"That I saw the man Kennell deliberately trip Herc—Seaman Taylor, I mean, sir—as he was walking the boom the day he boarded the Manhattan."

"You mean the day you dived over after him? It was pluckily done."

"Yes, sir. Kennell had been badgering him in the boat, and then deliberately tripped him."

"That chimes in with the reports I have heard about Kennell," remarked the captain. "However, that matter is past, and official action cannot now be taken. I have spoken to the gunnery officer, Lieutenant Timmons, about you two boys, and to-morrow you will be a part of the crew of the fifteen-inch guns in the forward turret."

Ned's heart was too full for utterance. He stammered his thanks, and obeying the captain's curt nod of dismissal, hastened from the cabin, his head fairly buzzing over the good luck that had come to them.

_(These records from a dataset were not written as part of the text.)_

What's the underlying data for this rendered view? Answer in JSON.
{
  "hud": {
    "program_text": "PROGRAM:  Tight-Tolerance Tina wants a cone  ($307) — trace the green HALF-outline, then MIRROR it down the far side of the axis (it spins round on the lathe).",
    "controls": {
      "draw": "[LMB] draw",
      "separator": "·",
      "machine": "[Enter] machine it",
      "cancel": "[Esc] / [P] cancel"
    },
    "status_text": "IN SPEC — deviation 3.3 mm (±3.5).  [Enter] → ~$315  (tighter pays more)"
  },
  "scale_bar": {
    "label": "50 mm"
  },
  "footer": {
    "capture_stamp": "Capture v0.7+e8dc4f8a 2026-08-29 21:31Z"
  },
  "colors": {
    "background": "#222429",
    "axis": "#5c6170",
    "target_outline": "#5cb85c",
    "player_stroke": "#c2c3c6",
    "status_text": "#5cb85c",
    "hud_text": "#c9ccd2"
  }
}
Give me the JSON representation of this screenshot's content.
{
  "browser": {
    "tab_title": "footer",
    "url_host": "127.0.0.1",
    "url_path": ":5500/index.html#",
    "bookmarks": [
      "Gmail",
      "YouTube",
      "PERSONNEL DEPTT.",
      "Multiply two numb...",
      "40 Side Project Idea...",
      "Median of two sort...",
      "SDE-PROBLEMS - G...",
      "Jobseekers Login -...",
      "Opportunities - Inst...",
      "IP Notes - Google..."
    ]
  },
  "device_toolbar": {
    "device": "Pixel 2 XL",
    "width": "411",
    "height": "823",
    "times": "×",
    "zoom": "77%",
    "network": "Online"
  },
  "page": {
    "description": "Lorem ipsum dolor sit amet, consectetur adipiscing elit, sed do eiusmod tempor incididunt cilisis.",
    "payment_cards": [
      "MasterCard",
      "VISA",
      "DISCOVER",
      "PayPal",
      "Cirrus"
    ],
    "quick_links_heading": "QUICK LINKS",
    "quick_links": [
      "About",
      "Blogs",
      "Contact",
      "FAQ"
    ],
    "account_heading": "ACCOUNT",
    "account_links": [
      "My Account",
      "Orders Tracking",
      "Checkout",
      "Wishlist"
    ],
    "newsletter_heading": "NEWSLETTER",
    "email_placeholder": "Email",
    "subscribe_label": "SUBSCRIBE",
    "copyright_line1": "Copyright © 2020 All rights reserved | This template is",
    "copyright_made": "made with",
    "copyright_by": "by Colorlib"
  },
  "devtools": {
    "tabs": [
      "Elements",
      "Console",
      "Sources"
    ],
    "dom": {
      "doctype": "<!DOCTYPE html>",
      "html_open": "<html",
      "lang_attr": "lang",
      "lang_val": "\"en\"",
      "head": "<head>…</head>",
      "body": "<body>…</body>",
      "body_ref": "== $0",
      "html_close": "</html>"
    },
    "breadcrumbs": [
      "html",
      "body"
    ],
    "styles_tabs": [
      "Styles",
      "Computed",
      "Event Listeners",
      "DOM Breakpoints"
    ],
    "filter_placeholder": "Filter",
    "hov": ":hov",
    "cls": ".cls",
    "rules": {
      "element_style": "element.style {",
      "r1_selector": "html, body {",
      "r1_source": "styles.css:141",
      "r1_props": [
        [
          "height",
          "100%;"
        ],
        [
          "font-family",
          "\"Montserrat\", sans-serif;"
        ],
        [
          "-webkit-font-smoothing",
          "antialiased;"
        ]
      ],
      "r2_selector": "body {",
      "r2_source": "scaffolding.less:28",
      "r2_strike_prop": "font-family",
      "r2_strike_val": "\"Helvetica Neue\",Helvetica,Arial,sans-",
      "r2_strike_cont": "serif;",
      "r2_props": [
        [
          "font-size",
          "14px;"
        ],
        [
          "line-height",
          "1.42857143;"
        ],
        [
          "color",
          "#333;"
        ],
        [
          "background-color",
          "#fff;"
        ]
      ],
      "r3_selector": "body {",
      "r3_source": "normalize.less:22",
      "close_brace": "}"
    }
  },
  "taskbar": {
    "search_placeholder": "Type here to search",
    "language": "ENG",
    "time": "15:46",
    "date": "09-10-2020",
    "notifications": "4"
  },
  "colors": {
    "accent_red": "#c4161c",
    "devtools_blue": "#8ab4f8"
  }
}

"If I am not mistaken," thought the captain, as Ned left the cabin, "I have selected two good bits of material in those lads for Timmons. Yet the experiments with that Varian gun are going to be dangerous, and perhaps I was wrong to place those two boys in peril. However, the life of a sailor is made up of risk and danger, and there is no more danger with that gun than with any other piece of modern ordnance. It is only because it is untried that it seems more fraught with possible mishap."

Had the captain possessed the gift of prophecy—— But what man or woman does? If they did, perhaps many of the experiments which have proved of the biggest ultimate benefit to the world would never have been tried.

Ned, his head fairly buzzing with his good fortune, hastened forward. He wished he could communicate with Herc and cheer up that captive by news of their good fortune. Musing thus, he had the misfortune, as he reached the fore deck, to collide with a man hastening in an opposite direction.

He looked up with a quick word of apology, and found himself gazing full into the scowling features of the Dreadnought Boys' arch enemy—Kennell!

"Out of my way, you young mucker!" glowered the man, with a look of hatred, "or I'll maul you up as badly as I did that red-headed young cub."